Atatürk’ün manevi kızı Ülkü, Kasım ayının sonu 1932
tarihinde doğdu. Kendilerinin 75. doğum günü Sultan Su Yalısı’na
eşi Öke ve oğlu Ahmet’le kutlamak amacıyla saat 21.30’da
buluşacaktık. Fakat kısmet olmadı. Yalıya gitmeden iki üç
saat boş vaktim vardı. Zamanı değerlendirmek için Sarıyer’den
geçip “Deli” Tahir’in izlerine peşine düştüm…
“Tahir
kimdi?” diye soran varsa, izinizle bildiklerimi izah edeyim;
1900 yılların başında doğan Tahir, Türkiye’nin ilk sivil
pilotlardandır. O konuma gelmeden önce Fransa’da yaşadıkları
aktaralım size;
İKİ
AŞK ARASINDA – Fikret Arit 1966 “Türk Havacılık
Hikayeleri”
Fransa’daki
Caudron uçak fabrikasının tamir atölyesinde hummalı bir çalışma
vardı. Tamirleri tamamlanan Gnome-Rhone uçak motorları vinçlerle
yerden kaldırılarak 1,80 yüksekliğindeki tecrübe tezgahlarının
üstüne konuyor; bir yandan onların tecrübeleri yapılırken
bir yandan da öbür motorların tamirlerine devam ediliyordu.
İşçiler
yine bir motoru tecrübe tezgahına kaldırmak için vinci hazırlıyorlardı.

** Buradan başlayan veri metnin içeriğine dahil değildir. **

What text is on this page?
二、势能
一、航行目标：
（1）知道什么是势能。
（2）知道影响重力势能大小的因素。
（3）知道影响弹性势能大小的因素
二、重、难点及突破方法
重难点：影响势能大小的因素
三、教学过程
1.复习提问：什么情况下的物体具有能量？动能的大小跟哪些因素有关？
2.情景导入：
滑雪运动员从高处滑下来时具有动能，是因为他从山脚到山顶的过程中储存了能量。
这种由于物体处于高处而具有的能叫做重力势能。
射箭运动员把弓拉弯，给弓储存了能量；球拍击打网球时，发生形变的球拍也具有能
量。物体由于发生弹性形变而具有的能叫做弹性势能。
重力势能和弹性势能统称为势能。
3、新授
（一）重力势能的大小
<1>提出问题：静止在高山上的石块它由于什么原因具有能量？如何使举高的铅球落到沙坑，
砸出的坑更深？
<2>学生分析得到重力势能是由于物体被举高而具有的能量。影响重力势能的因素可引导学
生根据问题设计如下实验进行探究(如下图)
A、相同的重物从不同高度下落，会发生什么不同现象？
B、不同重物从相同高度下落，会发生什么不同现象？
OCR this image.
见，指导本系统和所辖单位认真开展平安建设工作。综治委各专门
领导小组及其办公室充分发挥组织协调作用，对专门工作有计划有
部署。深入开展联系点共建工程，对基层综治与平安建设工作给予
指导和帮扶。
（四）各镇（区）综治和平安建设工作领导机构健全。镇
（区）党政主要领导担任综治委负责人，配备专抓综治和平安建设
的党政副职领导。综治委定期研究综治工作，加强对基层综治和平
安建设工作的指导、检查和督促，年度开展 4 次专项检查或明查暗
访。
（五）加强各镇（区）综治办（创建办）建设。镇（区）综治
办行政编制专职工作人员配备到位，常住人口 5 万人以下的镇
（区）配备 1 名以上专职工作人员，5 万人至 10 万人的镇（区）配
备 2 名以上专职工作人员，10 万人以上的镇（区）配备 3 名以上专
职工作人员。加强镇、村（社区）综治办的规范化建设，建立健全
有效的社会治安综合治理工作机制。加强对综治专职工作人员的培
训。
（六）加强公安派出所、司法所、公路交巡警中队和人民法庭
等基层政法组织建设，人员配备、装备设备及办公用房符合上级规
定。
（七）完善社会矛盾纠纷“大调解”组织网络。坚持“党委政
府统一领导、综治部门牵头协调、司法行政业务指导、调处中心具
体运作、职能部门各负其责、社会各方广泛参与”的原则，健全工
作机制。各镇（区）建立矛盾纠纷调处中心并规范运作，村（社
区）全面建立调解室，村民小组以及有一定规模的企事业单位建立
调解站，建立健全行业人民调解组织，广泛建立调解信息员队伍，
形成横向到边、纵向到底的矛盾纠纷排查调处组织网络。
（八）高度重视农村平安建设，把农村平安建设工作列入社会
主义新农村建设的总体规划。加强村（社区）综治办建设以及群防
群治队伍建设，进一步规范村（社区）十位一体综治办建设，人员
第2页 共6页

Uzun boylu, geniş omuzlu, siyah saç ve siyah gözlü bir genç,
ustaya Fransızca olarak:
“Kaç
kilodur bu motorların ağırlığı?” diye sordu.
Usta:
“Yüz elli kilo” dedi.
Uzun
boylu genç, vinci hazırlayan işçileri araladı. Eğildi.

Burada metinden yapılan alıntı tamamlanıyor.